What is the equation to find the velocity of the center of mass?

since...
$$x_{CofM}=\frac{m_1x_1+m_2x_2}{M_{total}}$$
then...
$$v_{CofM}=\frac{d(m_1x_1+m_2x_2)}{dt(M_{total})}$$
this means...
if p=momentum
$$v_{CofM}=\frac{p}{M_{total}}$$

is this correct?

2. Feb 5, 2005

### dextercioby

Though i didn't understand very well what your formulas meant (i must be having a bad day :tongue2: ),i can tell you that it's the other way around:
VCM (velocity of the center of mass) results immediately by computing the total (linear) momentum in 2 ways...

Daniel.

3. Feb 5, 2005

### UrbanXrisis

I'm not quite sure I undersatnd what you are saying...what 2 ways?

let me explain.

$$x_{CofM}=\frac{m_1x_1+m_2x_2}{M_{total}}$$
is the equation to calcualte the distance of center of mass. I took the derivative of it to find the velocity. Therefore, my second equation was the velocity of the center of mass. My third equation went further to say that d(m1v1+m2v2)/dt was really momentum. So... VCM is really momentum over the total mass

4. Feb 5, 2005

### dextercioby

I know what u did.It's not wrong at all.I've just given u an alternative approach and i think much more intuitive.

Daniel.

5. Feb 5, 2005

### UrbanXrisis

does the momentum of the center of mass tell the total linear momentum of the system?

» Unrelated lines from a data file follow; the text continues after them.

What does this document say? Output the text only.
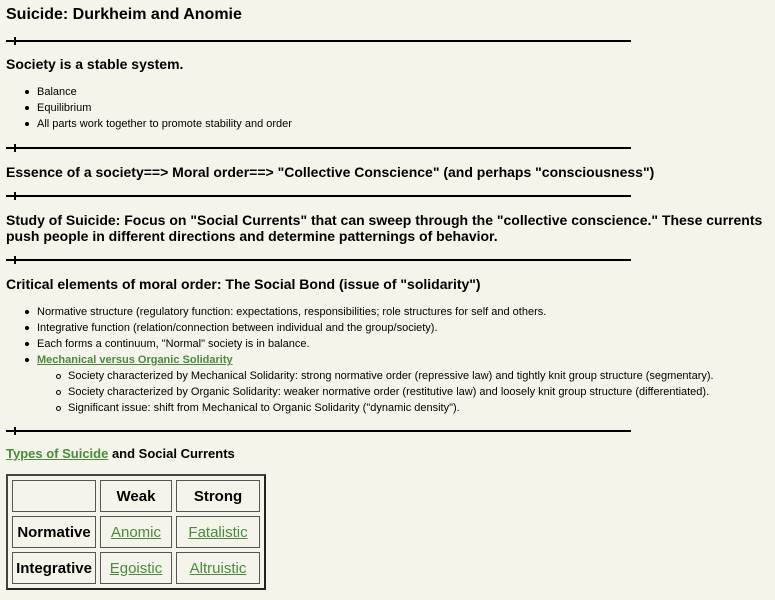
Suicide: Durkheim and Anomie

Society is a stable system.

Balance
Equilibrium
All parts work together to promote stability and order

Essence of a society==> Moral order==> "Collective Conscience" (and perhaps "consciousness")

Study of Suicide: Focus on "Social Currents" that can sweep through the "collective conscience." These currents push people in different directions and determine patternings of behavior.

Critical elements of moral order: The Social Bond (issue of "solidarity")

Normative structure (regulatory function: expectations, responsibilities; role structures for self and others.
Integrative function (relation/connection between individual and the group/society).
Each forms a continuum, "Normal" society is in balance.
Mechanical versus Organic Solidarity
Society characterized by Mechanical Solidarity: strong normative order (repressive law) and tightly knit group structure (segmentary).
Society characterized by Organic Solidarity: weaker normative order (restitutive law) and loosely knit group structure (differentiated).
Significant issue: shift from Mechanical to Organic Solidarity ("dynamic density").
Types of Suicide and Social Currents
	Weak	Strong
Normative	Anomic	Fatalistic
Integrative	Egoistic	Altruistic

Or do I have to caculate the momentum of each object and then add them together?

6. Feb 5, 2005

### dextercioby

Of course.The total linear momentum of the system is the linear momentum if the CM.

Daniel.

7. Feb 5, 2005

### UrbanXrisis

in an elastice collision, the VCM is the same before and after to collisions right?

8. Feb 5, 2005

### dextercioby

Yes,and that's due to total linear momentum conservation.

Daniel.

9. Feb 5, 2005

### UrbanXrisis

I have the velocity of the CM to be (3.00i-0.8j)m/s
would the total linear momentum be...
$$v=\sqrt{3^2+.8^2}$$
$$v=3.1m/s$$
$$p=(m_1+m_2)v$$
$$p=(3kg+2kg)3.1m/s$$
$$15.5Ns$$

Would 15.5Ns be the total linear momentum?

10. Feb 5, 2005

### dextercioby

Yes,of course.

Daniel.